Security guarantees would mean legally binding protection from allied countries that would actively prevent attacks and, in the event of a conflict, "take an active part on the side of Ukraine". In other words, guaranteed protection would have to be backed by parliaments in countries such as the US, UK, Turkey, Germany and France.
Ukraine has softened its stance on Nato, with President Zelensky saying that Ukrainians now understand they will not be admitted as a member: "It's a truth and it must be recognised."
The issue of Ukrainian neutrality and future security guarantees would require constitutional change, and that could be achieved in a referendum in a matter of months, says Mr Zelensky.
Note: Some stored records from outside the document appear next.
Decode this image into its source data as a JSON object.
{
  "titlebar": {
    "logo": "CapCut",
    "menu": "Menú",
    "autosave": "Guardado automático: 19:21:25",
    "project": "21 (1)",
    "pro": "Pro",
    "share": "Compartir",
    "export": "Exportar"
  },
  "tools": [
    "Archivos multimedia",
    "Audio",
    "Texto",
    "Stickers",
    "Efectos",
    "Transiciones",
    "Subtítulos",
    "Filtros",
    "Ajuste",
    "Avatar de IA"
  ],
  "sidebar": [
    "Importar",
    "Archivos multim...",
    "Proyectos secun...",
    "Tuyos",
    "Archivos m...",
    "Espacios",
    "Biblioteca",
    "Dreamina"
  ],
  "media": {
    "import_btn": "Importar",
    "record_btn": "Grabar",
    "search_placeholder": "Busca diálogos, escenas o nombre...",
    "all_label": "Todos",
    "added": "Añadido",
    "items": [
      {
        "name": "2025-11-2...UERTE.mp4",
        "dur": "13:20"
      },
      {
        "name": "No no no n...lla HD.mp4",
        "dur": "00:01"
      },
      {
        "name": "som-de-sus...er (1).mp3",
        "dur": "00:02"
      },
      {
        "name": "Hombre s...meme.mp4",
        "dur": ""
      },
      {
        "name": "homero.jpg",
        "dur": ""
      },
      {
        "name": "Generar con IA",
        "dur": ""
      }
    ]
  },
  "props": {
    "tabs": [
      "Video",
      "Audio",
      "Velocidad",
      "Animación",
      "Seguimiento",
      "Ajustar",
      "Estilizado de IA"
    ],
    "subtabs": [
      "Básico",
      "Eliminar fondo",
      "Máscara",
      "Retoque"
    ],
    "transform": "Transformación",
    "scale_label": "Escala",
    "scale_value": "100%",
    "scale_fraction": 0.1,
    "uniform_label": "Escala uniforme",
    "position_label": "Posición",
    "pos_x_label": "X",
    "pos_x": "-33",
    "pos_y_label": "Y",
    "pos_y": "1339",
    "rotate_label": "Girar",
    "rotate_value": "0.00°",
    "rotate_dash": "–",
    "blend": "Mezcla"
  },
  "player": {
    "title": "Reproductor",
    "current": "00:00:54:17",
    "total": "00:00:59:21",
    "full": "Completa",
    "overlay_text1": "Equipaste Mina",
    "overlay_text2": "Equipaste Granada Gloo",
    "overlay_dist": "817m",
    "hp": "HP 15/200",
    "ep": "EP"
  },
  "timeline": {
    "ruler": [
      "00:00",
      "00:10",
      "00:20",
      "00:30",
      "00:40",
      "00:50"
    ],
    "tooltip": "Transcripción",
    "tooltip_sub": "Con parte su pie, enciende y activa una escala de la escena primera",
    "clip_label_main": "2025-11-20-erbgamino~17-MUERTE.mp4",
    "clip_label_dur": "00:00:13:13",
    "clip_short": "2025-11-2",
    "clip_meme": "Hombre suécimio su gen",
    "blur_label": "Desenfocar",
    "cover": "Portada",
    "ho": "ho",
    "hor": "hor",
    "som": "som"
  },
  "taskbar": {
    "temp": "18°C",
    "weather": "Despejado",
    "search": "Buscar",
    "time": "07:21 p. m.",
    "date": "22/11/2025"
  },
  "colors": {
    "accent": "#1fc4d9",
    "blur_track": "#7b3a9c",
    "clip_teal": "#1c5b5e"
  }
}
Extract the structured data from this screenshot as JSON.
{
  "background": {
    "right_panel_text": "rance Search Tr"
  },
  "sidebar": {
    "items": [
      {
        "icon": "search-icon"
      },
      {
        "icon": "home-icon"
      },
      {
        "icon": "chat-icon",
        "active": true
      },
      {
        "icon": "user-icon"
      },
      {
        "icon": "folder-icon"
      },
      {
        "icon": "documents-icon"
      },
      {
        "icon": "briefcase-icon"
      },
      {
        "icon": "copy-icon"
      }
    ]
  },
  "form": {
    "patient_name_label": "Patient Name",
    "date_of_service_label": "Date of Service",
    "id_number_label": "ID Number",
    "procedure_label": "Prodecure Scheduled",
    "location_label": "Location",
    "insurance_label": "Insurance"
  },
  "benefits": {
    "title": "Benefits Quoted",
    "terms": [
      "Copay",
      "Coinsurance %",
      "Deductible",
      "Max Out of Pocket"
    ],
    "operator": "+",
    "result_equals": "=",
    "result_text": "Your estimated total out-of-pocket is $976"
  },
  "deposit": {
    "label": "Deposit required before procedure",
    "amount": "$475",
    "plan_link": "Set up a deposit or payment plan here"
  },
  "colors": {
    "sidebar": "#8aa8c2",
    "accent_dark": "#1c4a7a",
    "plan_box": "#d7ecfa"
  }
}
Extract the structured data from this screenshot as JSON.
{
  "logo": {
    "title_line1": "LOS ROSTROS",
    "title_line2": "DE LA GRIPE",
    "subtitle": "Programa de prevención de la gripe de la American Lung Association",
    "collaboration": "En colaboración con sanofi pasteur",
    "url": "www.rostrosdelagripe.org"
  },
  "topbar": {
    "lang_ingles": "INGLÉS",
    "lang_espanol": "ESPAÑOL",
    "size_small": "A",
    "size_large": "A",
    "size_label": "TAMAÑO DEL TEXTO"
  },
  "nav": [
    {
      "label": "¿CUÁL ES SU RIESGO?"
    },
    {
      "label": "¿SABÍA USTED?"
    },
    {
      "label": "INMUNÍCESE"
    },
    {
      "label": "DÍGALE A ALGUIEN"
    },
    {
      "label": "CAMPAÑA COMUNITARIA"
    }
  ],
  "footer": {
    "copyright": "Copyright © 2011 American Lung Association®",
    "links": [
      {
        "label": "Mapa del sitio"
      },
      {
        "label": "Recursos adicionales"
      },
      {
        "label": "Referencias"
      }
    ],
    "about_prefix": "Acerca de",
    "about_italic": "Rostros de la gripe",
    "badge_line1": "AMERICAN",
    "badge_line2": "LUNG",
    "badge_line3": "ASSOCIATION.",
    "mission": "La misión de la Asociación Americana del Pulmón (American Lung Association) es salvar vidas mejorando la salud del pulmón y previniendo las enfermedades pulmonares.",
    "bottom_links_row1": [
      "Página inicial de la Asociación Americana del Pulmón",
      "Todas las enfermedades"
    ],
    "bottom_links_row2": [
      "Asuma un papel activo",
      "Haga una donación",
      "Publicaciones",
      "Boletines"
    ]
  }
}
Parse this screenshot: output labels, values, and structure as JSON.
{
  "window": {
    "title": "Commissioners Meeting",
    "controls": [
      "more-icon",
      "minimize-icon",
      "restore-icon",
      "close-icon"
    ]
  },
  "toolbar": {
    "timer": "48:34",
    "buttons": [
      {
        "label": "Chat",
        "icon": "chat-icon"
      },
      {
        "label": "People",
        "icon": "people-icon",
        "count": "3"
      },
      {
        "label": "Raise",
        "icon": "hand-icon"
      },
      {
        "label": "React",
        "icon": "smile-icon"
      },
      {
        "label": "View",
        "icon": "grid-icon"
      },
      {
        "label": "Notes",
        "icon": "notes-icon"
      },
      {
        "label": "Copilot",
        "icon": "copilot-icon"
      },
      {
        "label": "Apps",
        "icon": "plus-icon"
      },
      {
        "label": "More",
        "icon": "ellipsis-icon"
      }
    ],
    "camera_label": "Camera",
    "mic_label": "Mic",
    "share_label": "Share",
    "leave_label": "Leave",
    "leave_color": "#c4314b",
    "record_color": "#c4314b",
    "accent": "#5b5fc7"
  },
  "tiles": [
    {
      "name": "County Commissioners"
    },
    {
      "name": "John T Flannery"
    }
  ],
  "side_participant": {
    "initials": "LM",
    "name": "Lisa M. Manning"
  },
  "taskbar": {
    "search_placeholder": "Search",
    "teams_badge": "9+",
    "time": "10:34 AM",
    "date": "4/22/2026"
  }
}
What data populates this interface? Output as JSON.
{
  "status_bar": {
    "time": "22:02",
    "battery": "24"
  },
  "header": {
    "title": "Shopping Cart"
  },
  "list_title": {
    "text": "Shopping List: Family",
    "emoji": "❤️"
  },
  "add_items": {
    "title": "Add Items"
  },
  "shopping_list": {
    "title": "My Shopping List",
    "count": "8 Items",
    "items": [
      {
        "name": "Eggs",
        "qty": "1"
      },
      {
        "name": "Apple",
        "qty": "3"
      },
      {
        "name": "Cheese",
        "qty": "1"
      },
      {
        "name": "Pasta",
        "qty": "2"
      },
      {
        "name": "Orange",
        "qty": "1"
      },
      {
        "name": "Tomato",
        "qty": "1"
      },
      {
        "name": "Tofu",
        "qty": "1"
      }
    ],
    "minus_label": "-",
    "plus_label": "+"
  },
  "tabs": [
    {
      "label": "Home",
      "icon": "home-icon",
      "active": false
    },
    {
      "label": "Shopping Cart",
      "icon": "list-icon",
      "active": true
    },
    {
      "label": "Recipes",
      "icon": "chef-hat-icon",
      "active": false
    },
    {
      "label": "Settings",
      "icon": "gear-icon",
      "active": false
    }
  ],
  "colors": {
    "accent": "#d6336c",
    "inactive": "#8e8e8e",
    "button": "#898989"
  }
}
But Russia also wants Crimea recognised as Russian and separatist-held areas recognised as independent. This issue will not be resolved before the withdrawal of Russian troops either, but when Ukraine demands territorial integrity, that includes these Russian-held areas.
The other core issues for Russia are: disarmament of Ukraine, "de-Nazification" and having Russian recognised as a second language in Ukraine.
For President Zelensky, neither demilitarisation nor "de-Nazification" are on the table: "I simply do not get these things." Russia's claims of Nazism are unfounded and Ukraine's foreign minister Dmytro Kuleba has said bluntly: "It's crazy, sometimes not even they can explain what they are referring to."
Ukraine's president has said he is prepared to give Russian minority language status, along with the languages of other neighbouring countries, and does not see this as a major issue.
What's Putin's problem with Nato?
For Russia's leader the West's 30-member defensive military alliance has one aim - to split society in Russia and ultimately destroy it.
Ahead of the war, he demanded that Nato turn the clock back to 1997 and reverse its eastward expansion, removing its forces and military infrastructure from member states that joined the alliance from 1997 and not deploying "strike weapons near Russia's borders". That means Central Europe, Eastern Europe and the Baltics.
In President Putin's eyes, the West promised back in 1990 that Nato would expand "not an inch to the east", but did so anyway.
That was before the collapse of the Soviet Union, however, so the promise made to then Soviet President Mikhail Gorbachev only referred to East Germany in the context of a reunified Germany. Mr Gorbachev said later that "the topic of Nato expansion was never discussed" at the time.
Does Putin have designs beyond Ukraine?
If he has, his military setbacks in Ukraine may have put paid to any wider ambitions beyond Ukraine.
After hours of conversations with Russia's authoritarian leader, German Chancellor Olaf Scholz concluded: "Putin wants to build a Russian empire... He wants to fundamentally redefine the status quo within Europe in line with his own vision. And he has no qualms about using military force to do so."
Tatiana Stanovaya of analysis firm RPolitik and the Carnegie Moscow Center fears a spiral in a new Cold War confrontation: "I have very firm feelings that we should get prepared for a new ultimatum to the West which will be more militarised and aggressive than we could have imagined."
Having witnessed Mr Putin's willingness to lay waste European cities to achieve his aims, Western leaders are now under no illusion. President Joe Biden has labelled him a war criminal and the leaders of both Germany and France see this war as a turning point in the history of Europe.
Before the war, Russia demanded all US nuclear arms be barred from beyond their national territories. The US had offered to start talks on limiting short- and medium-range missiles, as well as on a new treaty on intercontinental missiles, but there is little chance of that happening for now.